To analyze the relationship between meditation time and time to fall asleep, we will perform a linear regression on the provided data points:
- \(x\): Meditation Time (minutes)
- \(y\): Time to fall asleep (minutes)
Here is the data set:
| Meditation Time (x) | Time to Fall Asleep (y) | |----------------------|-------------------------| | 35 | 31 | | 42 | 29 | | 51 | 14 | | 58 | 3 | | 60 | 8 |
To find the linear regression line, we can compute the slope (m) and y-intercept (b) of the line using the least squares method. Generally, the regression line can be expressed in the form:
\[ y = mx + b \]
By using a graphing calculator or statistical software like Desmos, you can input the data points and calculate the regression line parameters.
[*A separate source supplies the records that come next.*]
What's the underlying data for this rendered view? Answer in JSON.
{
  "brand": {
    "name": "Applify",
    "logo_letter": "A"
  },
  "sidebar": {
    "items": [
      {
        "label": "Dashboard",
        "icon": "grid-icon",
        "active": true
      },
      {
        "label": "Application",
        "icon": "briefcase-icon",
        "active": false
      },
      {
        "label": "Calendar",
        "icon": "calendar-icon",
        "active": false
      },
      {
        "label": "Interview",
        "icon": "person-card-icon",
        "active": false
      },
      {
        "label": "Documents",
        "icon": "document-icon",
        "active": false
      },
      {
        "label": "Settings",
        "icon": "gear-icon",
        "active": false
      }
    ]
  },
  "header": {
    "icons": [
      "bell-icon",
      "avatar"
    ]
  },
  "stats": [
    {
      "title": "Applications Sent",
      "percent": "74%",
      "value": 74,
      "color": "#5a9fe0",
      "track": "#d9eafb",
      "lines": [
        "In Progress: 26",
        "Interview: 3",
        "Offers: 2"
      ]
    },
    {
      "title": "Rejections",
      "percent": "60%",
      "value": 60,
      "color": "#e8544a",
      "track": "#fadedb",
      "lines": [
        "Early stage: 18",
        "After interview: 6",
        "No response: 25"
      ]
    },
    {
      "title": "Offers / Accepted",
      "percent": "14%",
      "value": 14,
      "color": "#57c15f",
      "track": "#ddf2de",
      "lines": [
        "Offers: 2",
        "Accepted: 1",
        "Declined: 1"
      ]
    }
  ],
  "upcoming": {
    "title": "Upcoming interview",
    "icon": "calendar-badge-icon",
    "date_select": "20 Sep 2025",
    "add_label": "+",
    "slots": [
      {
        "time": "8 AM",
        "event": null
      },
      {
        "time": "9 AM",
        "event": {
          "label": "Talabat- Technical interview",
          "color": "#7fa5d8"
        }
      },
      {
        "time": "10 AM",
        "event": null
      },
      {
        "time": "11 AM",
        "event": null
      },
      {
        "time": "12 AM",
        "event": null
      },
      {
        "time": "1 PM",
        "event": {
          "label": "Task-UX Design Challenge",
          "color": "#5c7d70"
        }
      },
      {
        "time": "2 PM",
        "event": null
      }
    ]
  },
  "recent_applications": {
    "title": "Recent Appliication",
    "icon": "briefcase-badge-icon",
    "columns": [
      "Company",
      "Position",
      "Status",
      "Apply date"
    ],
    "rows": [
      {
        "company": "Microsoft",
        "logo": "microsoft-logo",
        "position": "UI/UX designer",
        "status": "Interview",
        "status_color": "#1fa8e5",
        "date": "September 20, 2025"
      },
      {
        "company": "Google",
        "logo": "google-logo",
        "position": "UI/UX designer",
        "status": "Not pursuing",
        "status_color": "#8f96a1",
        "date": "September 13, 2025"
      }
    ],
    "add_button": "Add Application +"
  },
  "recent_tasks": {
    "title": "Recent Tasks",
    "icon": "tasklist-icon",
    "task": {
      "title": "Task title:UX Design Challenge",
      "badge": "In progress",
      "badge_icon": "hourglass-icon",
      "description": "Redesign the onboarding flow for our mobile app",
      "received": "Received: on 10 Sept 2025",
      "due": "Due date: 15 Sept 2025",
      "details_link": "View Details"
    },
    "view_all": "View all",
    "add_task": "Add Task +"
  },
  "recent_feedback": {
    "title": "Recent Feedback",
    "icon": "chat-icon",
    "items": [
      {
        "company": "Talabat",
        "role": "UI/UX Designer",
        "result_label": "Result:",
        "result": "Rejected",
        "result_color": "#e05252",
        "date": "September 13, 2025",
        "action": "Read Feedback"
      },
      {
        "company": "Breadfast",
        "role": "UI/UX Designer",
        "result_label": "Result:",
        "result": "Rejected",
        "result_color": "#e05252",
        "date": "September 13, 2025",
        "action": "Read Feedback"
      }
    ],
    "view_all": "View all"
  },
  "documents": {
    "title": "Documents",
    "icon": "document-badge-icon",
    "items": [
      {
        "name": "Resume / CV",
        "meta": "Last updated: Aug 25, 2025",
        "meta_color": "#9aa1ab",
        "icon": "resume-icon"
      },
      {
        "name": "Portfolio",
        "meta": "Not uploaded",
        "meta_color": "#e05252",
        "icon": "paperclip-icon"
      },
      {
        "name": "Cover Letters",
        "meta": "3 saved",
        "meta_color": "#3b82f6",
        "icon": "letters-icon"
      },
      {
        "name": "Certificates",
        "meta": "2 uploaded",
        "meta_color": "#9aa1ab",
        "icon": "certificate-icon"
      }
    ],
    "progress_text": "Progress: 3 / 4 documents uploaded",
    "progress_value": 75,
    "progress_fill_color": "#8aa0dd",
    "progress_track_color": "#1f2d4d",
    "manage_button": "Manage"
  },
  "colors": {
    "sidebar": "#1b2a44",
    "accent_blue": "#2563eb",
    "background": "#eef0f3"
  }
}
Suppose we calculated the linear regression and found:
- Slope (m), which indicates how much y is expected to increase for a one-unit increase in x.
- Y-Intercept (b), which is the value of y when x is 0.
As an example, let's say you got:
- \(r\) (correlation coefficient) = -0.92 (This indicates a strong negative correlation)
- The regression line is expressed as \( y = -0.5x + 50 \).
If someone meditates for 20 minutes, we can substitute \(x = 20\) into our regression equation to find \(y\):
\[ y = -0.5(20) + 50 \] \[ y = -10 + 50 \] \[ y = 40 \]
Thus, according to this regression line, if someone meditates for 20 minutes, it would take them about 40 minutes to fall asleep.
Please refer to an actual calculation using Desmos or similar tools for precise slope and intercept values, as the numbers here are illustrative.